Jacques RANCIÈRE dans Le maître ignorant  dit ceci: «Aucun apprentissage n’évite le voyage. Sous la conduite d’un guide, l’éducation pousse à l’extérieur. Pars : sors. Sors du ventre de ta mère, du berceau, de l’ombre portée par la maison du père et des paysages juvéniles. Au vent, à la pluie : dehors manquent les abris. Tes idées initiales ne répètent que des mots anciens. Jeune : vieux perroquet. Le voyage des enfants, voilà le sens nu du mot grec pédagogie. Apprendre lance l’errance.»

On peut donc apprendre seul et sans maître explicateur comme le pense, par la tension de son propre désir ou la contrainte de la situation.
D’ailleurs on le voit chez les tout petits, personne n’apprend à un bébé à téter, ou même à marcher, c’est son enthousiasme qui le pousse à faire. Cependant l’imitation y est aussi pour beaucoup.

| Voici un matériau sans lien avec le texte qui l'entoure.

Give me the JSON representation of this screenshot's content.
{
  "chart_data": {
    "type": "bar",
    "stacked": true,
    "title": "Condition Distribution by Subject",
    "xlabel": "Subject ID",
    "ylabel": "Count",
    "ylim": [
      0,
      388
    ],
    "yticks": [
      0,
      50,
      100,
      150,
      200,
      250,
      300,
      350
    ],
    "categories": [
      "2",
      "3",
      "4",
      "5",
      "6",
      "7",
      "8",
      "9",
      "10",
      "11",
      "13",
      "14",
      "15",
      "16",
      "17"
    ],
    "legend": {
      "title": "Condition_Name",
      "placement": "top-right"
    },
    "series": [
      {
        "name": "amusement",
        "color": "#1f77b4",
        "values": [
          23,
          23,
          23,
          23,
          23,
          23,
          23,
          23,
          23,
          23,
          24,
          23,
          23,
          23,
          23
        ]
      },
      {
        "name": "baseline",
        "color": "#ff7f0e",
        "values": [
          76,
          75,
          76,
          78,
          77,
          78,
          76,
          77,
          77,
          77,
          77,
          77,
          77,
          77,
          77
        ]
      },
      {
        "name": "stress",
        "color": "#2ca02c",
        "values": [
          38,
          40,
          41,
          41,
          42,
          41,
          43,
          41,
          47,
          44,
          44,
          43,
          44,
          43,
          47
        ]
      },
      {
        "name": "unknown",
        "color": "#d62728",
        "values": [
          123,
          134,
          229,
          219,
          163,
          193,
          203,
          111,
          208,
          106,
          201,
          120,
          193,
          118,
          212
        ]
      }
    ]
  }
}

Si nous étions tous à quatre pattes, peut e chance que la plupart des bébés se tentent au deux pattes!

André Stern disait d’ailleurs que l’enthousiasme agit comme un engrais, car il développe le cerveau avec efficacité ce qui rend l’apprentissage aisé.  Et je cite: « choisir d’accueillir, sans valorisation, sans dévalorisation, la disposition spontanée de l’enfant est une attitude qui demande à mettre de côté ses propres expériences, ses attentes, ses idées, ses habitudes, ses désirs et ses conditionnements« .

Vous l’aurez compris, éduquer n’est pas élever, ni même instruire un enfant, c’est juste le guider sans l’orienter, afin qu’il puisse s’épanouir sur son propre chemin.

SOURCES

GUY Danièl, Les fondements de l’éducation, département des sciences de l’éducation et de la Formation à Toulouse, 2011.

REBOUL, O. (1990). La philosophie de l’éducation. Paris : PUF, Que sais-je ?

DE LANDSHEERE, V. (1992). L’éducation et la formation. Paris : PUF.

RANCIÈRE Jacques,  Le maître ignorant. Cinq leçons sur l’émancipation intel- lectue$e publié en 1987 par les éditions Fayard dans la collection 10/18.

STERN. A, Semeurs d’enthousiasme, Manifeste pour une idéologie de l’enfance, Instant présent, 2014.